- Medicinal: Legal
- Recreational: Legal
- Hemp: Legal

= Cannabis in the Northwest Territories =

Cannabis in the Northwest Territories became legal when the national Cannabis Act went into force on 17 October 2018.

Cannabis in Canada has been legal for medicinal purposes since 2001 under conditions outlined in the Marihuana for Medical Purposes Regulations, later superseded by the Access to Cannabis for Medical Purposes Regulations, issued by Health Canada and seed, grain, and fibre production was permitted under licence by Health Canada.

The federal Cannabis Act, legalizing cannabis for recreational use, came into effect on 17 October 2018. Each province and territory set its own laws for various aspects, such as the legal age, whether householders can grow cannabis and the method of retail sales.

==Legalization==
During the planning stages, NWT set the legal age for cannabis use at 19. Smoking cannabis would be allowed on private property, and public smoking will be "restricted in certain areas". The Northwest Territories Liquor Commission will manage all import and distribution of cannabis, through retail outlets and by-mail. Similar to alcohol regulations, communities will be able to hold plebiscites to opt-out of cannabis sales in their jurisdiction.

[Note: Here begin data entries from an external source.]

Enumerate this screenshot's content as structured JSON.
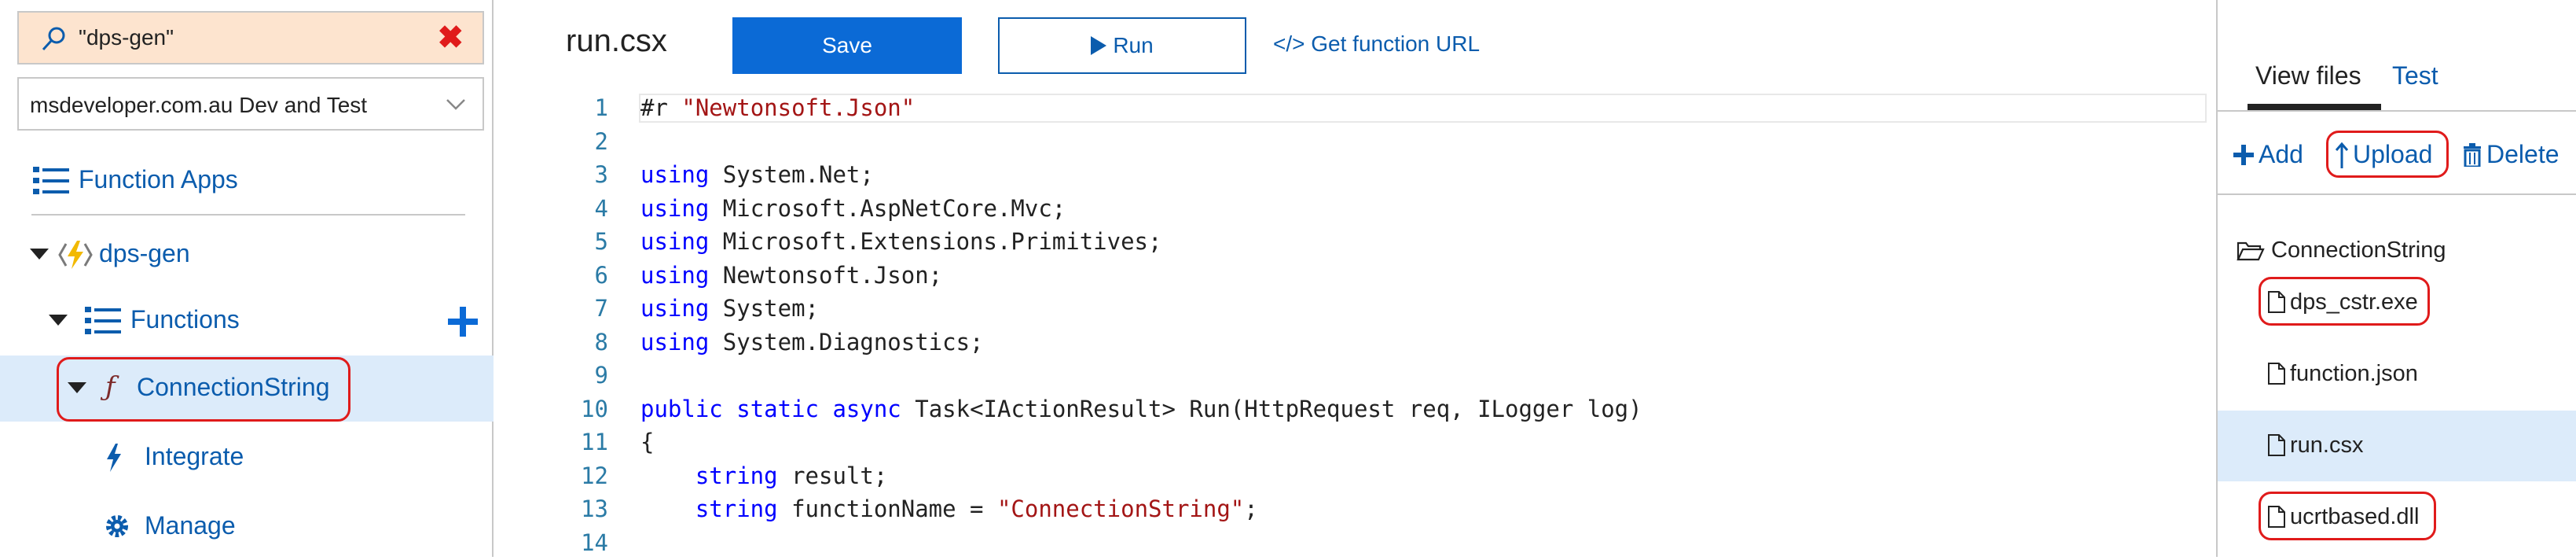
{
  "search": {
    "value": "\"dps-gen\""
  },
  "subscription": {
    "value": "msdeveloper.com.au Dev and Test"
  },
  "nav": {
    "function_apps": "Function Apps",
    "app_name": "dps-gen",
    "functions": "Functions",
    "function_name": "ConnectionString",
    "integrate": "Integrate",
    "manage": "Manage"
  },
  "editor": {
    "file_title": "run.csx",
    "save_label": "Save",
    "run_label": "Run",
    "get_url_label": "</> Get function URL",
    "code_lines": [
      {
        "n": "1",
        "parts": [
          [
            "plain",
            "#r "
          ],
          [
            "str",
            "\"Newtonsoft.Json\""
          ]
        ]
      },
      {
        "n": "2",
        "parts": []
      },
      {
        "n": "3",
        "parts": [
          [
            "kw",
            "using"
          ],
          [
            "plain",
            " System.Net;"
          ]
        ]
      },
      {
        "n": "4",
        "parts": [
          [
            "kw",
            "using"
          ],
          [
            "plain",
            " Microsoft.AspNetCore.Mvc;"
          ]
        ]
      },
      {
        "n": "5",
        "parts": [
          [
            "kw",
            "using"
          ],
          [
            "plain",
            " Microsoft.Extensions.Primitives;"
          ]
        ]
      },
      {
        "n": "6",
        "parts": [
          [
            "kw",
            "using"
          ],
          [
            "plain",
            " Newtonsoft.Json;"
          ]
        ]
      },
      {
        "n": "7",
        "parts": [
          [
            "kw",
            "using"
          ],
          [
            "plain",
            " System;"
          ]
        ]
      },
      {
        "n": "8",
        "parts": [
          [
            "kw",
            "using"
          ],
          [
            "plain",
            " System.Diagnostics;"
          ]
        ]
      },
      {
        "n": "9",
        "parts": []
      },
      {
        "n": "10",
        "parts": [
          [
            "kw",
            "public"
          ],
          [
            "plain",
            " "
          ],
          [
            "kw",
            "static"
          ],
          [
            "plain",
            " "
          ],
          [
            "kw",
            "async"
          ],
          [
            "plain",
            " Task<IActionResult> Run(HttpRequest req, ILogger log)"
          ]
        ]
      },
      {
        "n": "11",
        "parts": [
          [
            "plain",
            "{"
          ]
        ]
      },
      {
        "n": "12",
        "parts": [
          [
            "plain",
            "    "
          ],
          [
            "kw",
            "string"
          ],
          [
            "plain",
            " result;"
          ]
        ]
      },
      {
        "n": "13",
        "parts": [
          [
            "plain",
            "    "
          ],
          [
            "kw",
            "string"
          ],
          [
            "plain",
            " functionName = "
          ],
          [
            "str",
            "\"ConnectionString\""
          ],
          [
            "plain",
            ";"
          ]
        ]
      },
      {
        "n": "14",
        "parts": []
      }
    ]
  },
  "files_panel": {
    "tab_view_files": "View files",
    "tab_test": "Test",
    "add_label": "Add",
    "upload_label": "Upload",
    "delete_label": "Delete",
    "folder": "ConnectionString",
    "files": [
      "dps_cstr.exe",
      "function.json",
      "run.csx",
      "ucrtbased.dll"
    ],
    "selected_file": "run.csx"
  },
  "colors": {
    "accent": "#0b5cad",
    "save_bg": "#0b6ad6",
    "highlight_circle": "#e01b1b",
    "search_bg": "#fde4cf",
    "selected_row": "#dcebfa"
  }
}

By mid October 2018, the plan and rules for the NWT had been finalized. A full eight to 10 products are offered and this is expected to increase significantly over time. Initially, five liquor stores were selling marijuana and also bongs and other accessories. The Liquor and Cannabis Commission regulates all cannabis sales in the territory. Online orders from the government web sites can also be made, with the cannabis delivered by Canada Post. Stores operated by private enterprise companies will be licensed in future. There are restrictions as to where marijuana may be smoked.

==Enforcement==
For the period prior to legalization, NWT has the highest arrest rate for cannabis possession of any province or territory, but convicts arrested possessors at only half the rate of the national average (20% vs. 39%).